Matraimov – once referred to as “Raim Millionaire” for his ostentatious wealth despite his public service job – was placed on a wanted list in January. It was the latest evolution of the Matraimov saga, which has oscillated wildly over the past five years.

In 2019, when the Organized Crime and Corruption Reporting Project (OCCRP), RFE/RL’s Kyrgyz Service, and Kloop released a damning report implicating Matraimov in a massive corruption scheme, Kyrgyz authorities sat in stunned silence as he filed lawsuits against the media outlets that had published or shared the reporting. The pendulum began to swing after the October 2020 revolution that catapulted Sadyr Japarov into the presidency, but although Matraimov was arrested and ultimately pled guilty, he was released after paying a mere fraction of what he was alleged to have helped steal from the Kyrgyz state. Matraimov was designated for sanctions under the Global Magnitsky Act by the U.S. in December 2020, a move that was read in part as a rebuke of the new Kyrgyz leadership for letting him go so easily.

Matraimov was re-arrested on new charges of money laundering in early 2021 but released and the charges dropped. In October 2023, the pendulum again swung back at Matraimov when another notorious, internationally wanted, criminal kingpin named Kamchybek Kolbaev was killed by state security officers in a shootout in a Bishkek bar.

In the wake of the Kolbaev killing, SCNS head Kamchybek Tashiev went on the war-path, railing against organized crime in Kyrgyzstan, proclaiming that “from now on there will be neither Kolbaev’s mafia, nor Matraimov’s mafia, nor other mafias in Kyrgyzstan.”

In January 2024,  Kyrgyz media reported sources stating that the SCNS had placed Matraimov on a wanted list on suspicion of abducting and illegally incarcerating unnamed individuals. No further details were offered about the charges, and it was not clear at the time where Matraimov was. In February, Iskender Matraimov – Raimbek’s brother – surrendered his parliamentary mandate, as did another deputy with close ties to the family. 
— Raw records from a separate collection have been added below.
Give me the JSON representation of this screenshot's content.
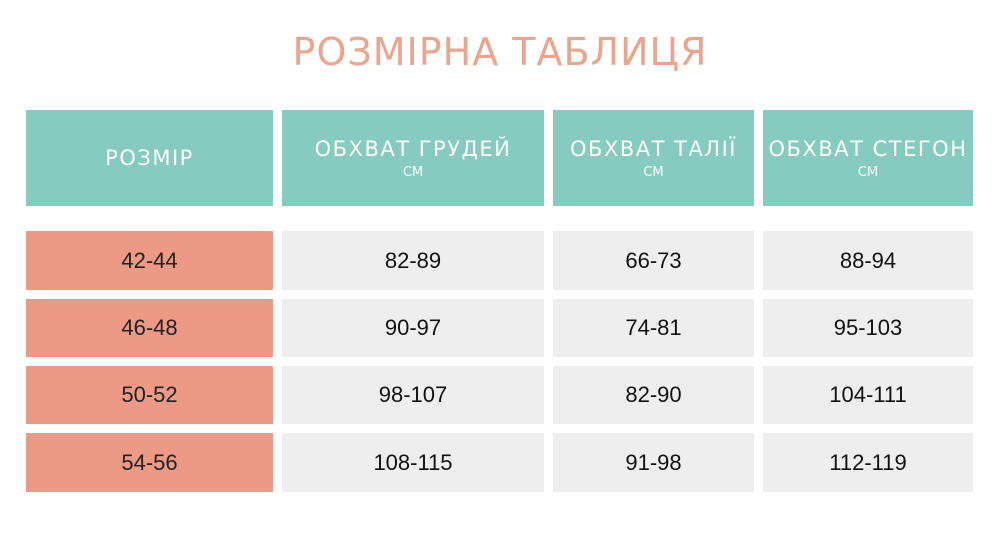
{
  "title": "РОЗМІРНА ТАБЛИЦЯ",
  "colors": {
    "header": "#86cbbf",
    "size_cell": "#ec9a85",
    "value_cell": "#eeeeee",
    "title": "#eba58d"
  },
  "headers": [
    {
      "label": "РОЗМІР",
      "unit": ""
    },
    {
      "label": "ОБХВАТ ГРУДЕЙ",
      "unit": "СМ"
    },
    {
      "label": "ОБХВАТ ТАЛІЇ",
      "unit": "СМ"
    },
    {
      "label": "ОБХВАТ СТЕГОН",
      "unit": "СМ"
    }
  ],
  "rows": [
    [
      "42-44",
      "82-89",
      "66-73",
      "88-94"
    ],
    [
      "46-48",
      "90-97",
      "74-81",
      "95-103"
    ],
    [
      "50-52",
      "98-107",
      "82-90",
      "104-111"
    ],
    [
      "54-56",
      "108-115",
      "91-98",
      "112-119"
    ]
  ]
}
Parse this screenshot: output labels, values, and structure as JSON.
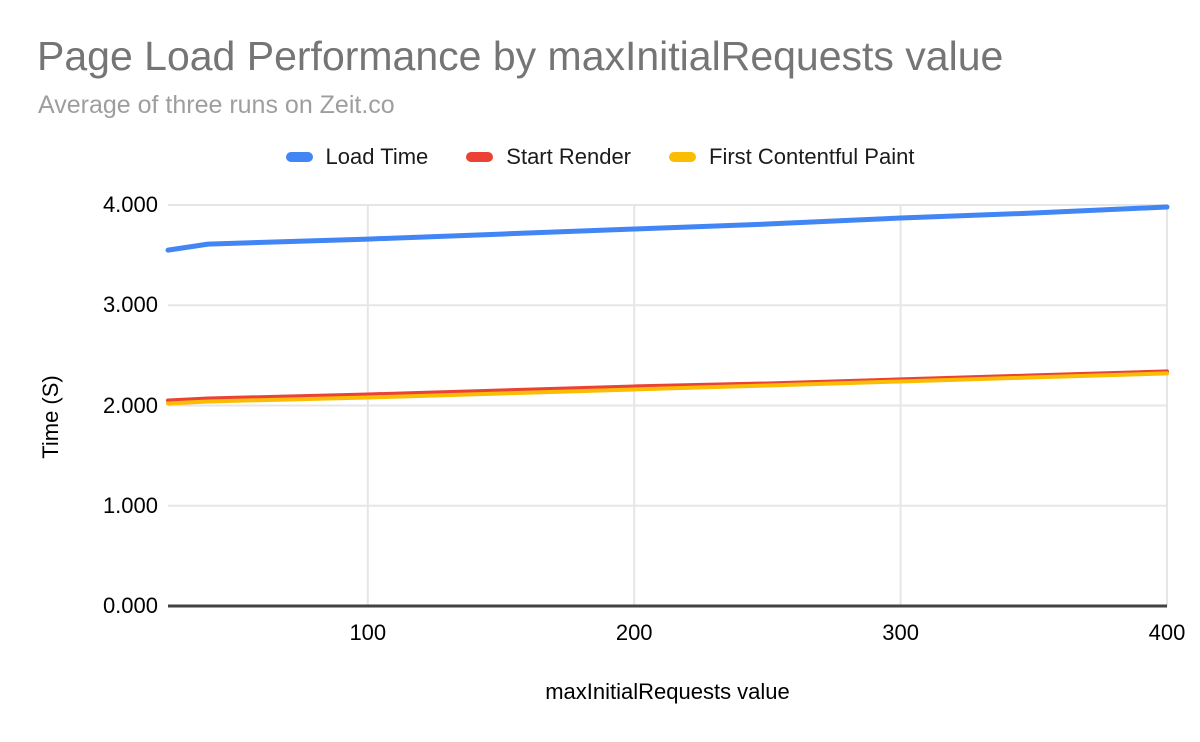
{
  "colors": {
    "background": "#ffffff",
    "title": "#757575",
    "subtitle": "#9e9e9e",
    "tick_text": "#000000",
    "grid": "#e6e6e6",
    "axis": "#424242"
  },
  "chart_data": {
    "type": "line",
    "title": "Page Load Performance by maxInitialRequests value",
    "subtitle": "Average of three runs on Zeit.co",
    "xlabel": "maxInitialRequests value",
    "ylabel": "Time (S)",
    "xlim": [
      25,
      400
    ],
    "ylim": [
      0,
      4
    ],
    "grid": true,
    "legend_position": "top",
    "x": [
      25,
      40,
      100,
      150,
      200,
      250,
      300,
      350,
      400
    ],
    "series": [
      {
        "name": "Load Time",
        "color": "#4285f4",
        "stroke_width": 5,
        "values": [
          3.55,
          3.61,
          3.66,
          3.71,
          3.76,
          3.81,
          3.87,
          3.92,
          3.98
        ]
      },
      {
        "name": "Start Render",
        "color": "#ea4335",
        "stroke_width": 4,
        "values": [
          2.05,
          2.07,
          2.11,
          2.15,
          2.19,
          2.22,
          2.26,
          2.3,
          2.34
        ]
      },
      {
        "name": "First Contentful Paint",
        "color": "#fbbc04",
        "stroke_width": 4,
        "values": [
          2.02,
          2.04,
          2.08,
          2.12,
          2.16,
          2.2,
          2.24,
          2.28,
          2.32
        ]
      }
    ],
    "x_ticks": [
      {
        "value": 100,
        "label": "100"
      },
      {
        "value": 200,
        "label": "200"
      },
      {
        "value": 300,
        "label": "300"
      },
      {
        "value": 400,
        "label": "400"
      }
    ],
    "y_ticks": [
      {
        "value": 0,
        "label": "0.000"
      },
      {
        "value": 1,
        "label": "1.000"
      },
      {
        "value": 2,
        "label": "2.000"
      },
      {
        "value": 3,
        "label": "3.000"
      },
      {
        "value": 4,
        "label": "4.000"
      }
    ]
  }
}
That brings us to March and the rapid churn of events this week. According to Kyrgyz media, Raimbek, along with three of his brothers (Kloop reported them as Ruslan, Tilek, and Ismabek), were detained on March 26 and swiftly extradited from Azerbaijan. Some reports included Iskender in the list, but his son posted on Facebook that his father had not been arrested and was returning voluntarily to Kyrgyzstan from Dubai. 

As I’ve noted past articles for The Diplomat Magazine, the Japarov-Tashiev tandem has repeatedly claimed to have forestalled various plots, mostly coups. It’s difficult to confirm or refute such claims, given a lack of evidence presented publicly and the tendency of Bishkek to interpret all opposition as revolutionary in intent. 

When it comes to Matraimov, it’s possible that Bishkek is both justified in arresting him but also acting with primarily populist intent. It’s not an anti-corruption/anti-crime campaign without any corrupt criminals being arrested, after all. But the repeatedly missed opportunities over the last five years to bring Matraimov to justice suggest that it’s not necessarily the crime, but the timing that is of critical importance.

Will Matraimov again wriggle off the hook? Will there ever be consequences for the officials who time and again let him go?